Mary Creagh

Working hard for Wakefield

Without the EU’s expert agencies, we’ll be lost and unprotected

Although it may have passed most people by, a problem was recently discovered with the Airbus A330 aeroplane flight control computers. Sensor blockage could, under certain circumstances, lead to the unexpected activation of the aeroplane’s angle-of-attack protection. Airbus has updated the software on the flight computers and the issue has been resolved.

Why do I mention this important but obscure tale of airline safety? Because the issue was brought to Airbus’s attention by the European Aviation Safety Agency (EASA), the EU regulatory agency that works to make sure passengers in the UK and across Europe can fly safely. The work they do is highly technical and requires the knowledge of experts with years of experience in the aviation sector. EASA employs over 800 people, and has a budget of €140 million.

Over the last few weeks, I have been asking Government departments how much they will need to spend, and how many staff they’ll need to hire, to replace the work currently done by EU agencies like the EASA once we leave the EU. The short answer from Ministers is ‘I’m sorry I haven’t a clue’ – just like their fabled 58 sectoral analyses of Brexit. The UK participates in 39 EU agencies, everything from the European Medicines Agency and the European Centre for Disease Control and Prevention to the European Chemicals Agency and the European Food Safety Authority.

Together, these agencies spend hundreds of millions of pounds and employ thousands of people regulating vast swathes of our economy. The UK simply does not have the capacity to replace these agencies if we crash out of the EU without a deal. It’s that simple. To do so, we would have had to begin putting structures in place and training experts long before the Brexit referendum took place.

This a huge problem that will affect everyone, in all parts of the country. These agencies ensure the safety of our planes, our food, our medicines and our chemicals. They protect consumers, the environment and human health. They are central to Britain’s economic prosperity. The European Chemicals Agency, for example, is responsible for registering chemicals. Without these permits, British chemical and pharmaceutical companies will not be able to export and sell their products in Europe.

The UK chemical and pharmaceutical sector is crucial, worth around £15 billion to UK GDP every year, directly supporting over 150,000 jobs in this country. We cannot throw that away. It’s not just politicians saying this: the head of the UK’s Civil Aviation Authority says he’s yet to meet anyone of substance that supports the UK leaving EASA.

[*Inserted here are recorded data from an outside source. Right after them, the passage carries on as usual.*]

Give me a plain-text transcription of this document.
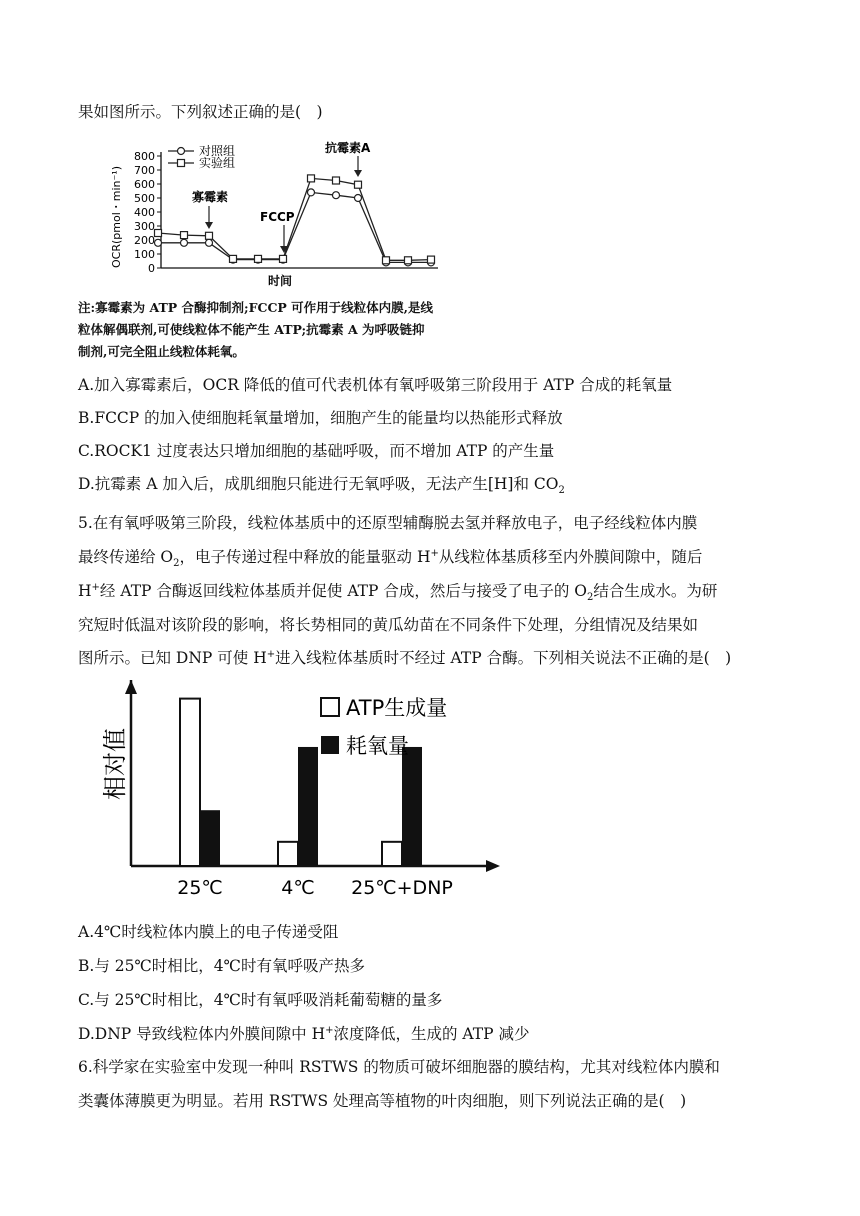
果如图所示。下列叙述正确的是(　)
800
700
600
500
400
300
200
100
0
时间
OCR(pmol・min⁻¹)
对照组
实验组
寡霉素
FCCP
抗霉素A
注:寡霉素为 ATP 合酶抑制剂;FCCP 可作用于线粒体内膜,是线
粒体解偶联剂,可使线粒体不能产生 ATP;抗霉素 A 为呼吸链抑
制剂,可完全阻止线粒体耗氧。
A.加入寡霉素后，OCR 降低的值可代表机体有氧呼吸第三阶段用于 ATP 合成的耗氧量
B.FCCP 的加入使细胞耗氧量增加，细胞产生的能量均以热能形式释放
C.ROCK1 过度表达只增加细胞的基础呼吸，而不增加 ATP 的产生量
D.抗霉素 A 加入后，成肌细胞只能进行无氧呼吸，无法产生[H]和 $CO_2$
5.在有氧呼吸第三阶段，线粒体基质中的还原型辅酶脱去氢并释放电子，电子经线粒体内膜
最终传递给 $O_2$，电子传递过程中释放的能量驱动 H+从线粒体基质移至内外膜间隙中，随后
H+经 ATP 合酶返回线粒体基质并促使 ATP 合成，然后与接受了电子的 $O_2$结合生成水。为研
究短时低温对该阶段的影响，将长势相同的黄瓜幼苗在不同条件下处理，分组情况及结果如
图所示。已知 DNP 可使 H+进入线粒体基质时不经过 ATP 合酶。下列相关说法不正确的是(　)
25℃	4℃ 25℃+DNP
相对值
ATP生成量
耗氧量
A.4℃时线粒体内膜上的电子传递受阻
B.与 25℃时相比，4℃时有氧呼吸产热多
C.与 25℃时相比，4℃时有氧呼吸消耗葡萄糖的量多
D.DNP 导致线粒体内外膜间隙中 H+浓度降低，生成的 ATP 减少
6.科学家在实验室中发现一种叫 RSTWS 的物质可破坏细胞器的膜结构，尤其对线粒体内膜和
类囊体薄膜更为明显。若用 RSTWS 处理高等植物的叶肉细胞，则下列说法正确的是(　)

Ministers appear to have no idea how to resolve this predicament. They are still threatening to walk away from the EU with no deal, meaning that UK participation in every agency would end. Overnight, huge swathes of the UK economy would cease to operate effectively. Companies wouldn’t be able to export their products, hundreds of thousands of jobs would be at risk and, in all likelihood, there would be a period of time in which flights between the UK and the EU would not operate. Negotiating to remain part of these agencies for a transitional period makes more sense, but there is no evidence that the negotiations are going well enough for that to be agreed. In any case, it would just create another cliff-edge a couple of years later.

So what should the Government do about this mess? First, they should take the absurd and self-harming threat of a destructive no-deal Brexit off the table. Next, they should set out their intention to remain in both the single market and the customs union on a long-term basis, and to continue full participation in all EU agencies. This would immediately alleviate the uncertainty for business, and would remove the need to spend hundreds of millions of pounds of taxpayers’ money on new civil servants instead of on our NHS.

If they do not, they will be guilty of sleepwalking ever closer towards the cliff-edge, and taking the country’s jobs, investment and the tax base down with them.